材料:黄花鱼两条 调料:料酒,姜粒,蒜粒,花椒,干辣椒,葱段,葱花,香菜(切成段儿),青椒(切成丁),小米辣(切成丁),耗油,白糖,生抽,淀粉,面粉,自制香辣酱   1. 黄花鱼洗净沥干。在鱼身上划上几刀,以便入味
2. 淋上料酒和盐,把鱼里里外外均匀抹上 3. 在鱼身上撒上一层干淀粉(两面都要),然后腌制10分钟 4. 10分钟后,把鱼在干面粉里面裹一层(煎鱼时更容易定型) 5. 起锅,下油,油3成热时,下鱼煎,使用小火 6. 煎到两面金黄,装盘备用,锅里的底油正好用来炒料
7. 在锅里加入花椒,姜粒,蒜粒,干辣椒,炒香后加入葱段,煸炒。
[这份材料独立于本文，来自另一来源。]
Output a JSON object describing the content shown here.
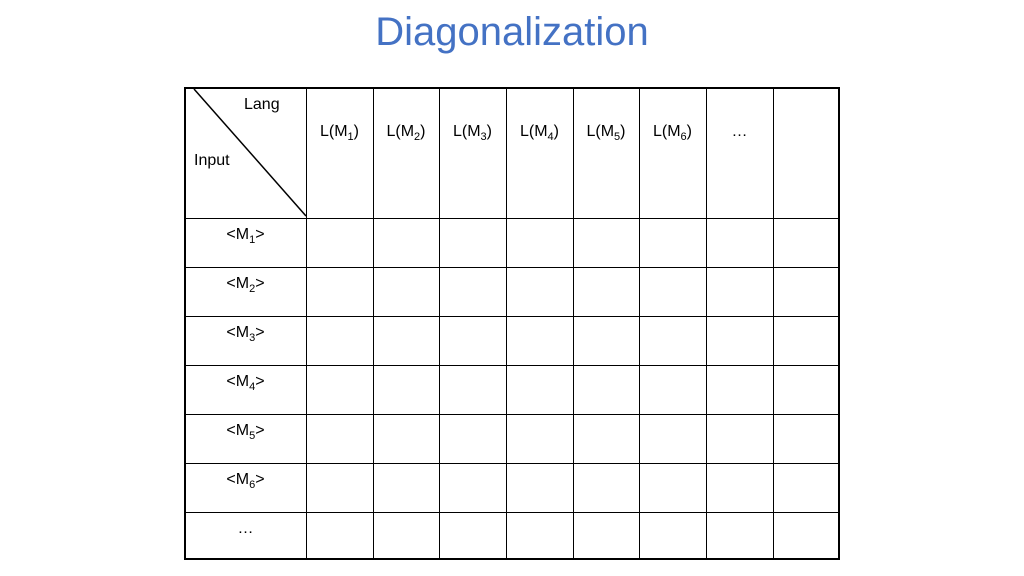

再加入自制香辣酱,翻炒 8. 加水,盖上锅盖,煮至沸腾
9. 沸腾后,把鱼下入锅中,中火煮 10. 调汁儿:生抽,耗油,醋,糖,一点淀粉,拌匀 11. 鱼煮了两分钟时给鱼翻个面 12. 把调好的汁儿加进去,小火,慢慢收汁儿 13. 加入青椒丁,小米辣丁 14. 起锅装盘,撒上葱花,香菜叶。这道家常红烧黄花鱼就制作好了。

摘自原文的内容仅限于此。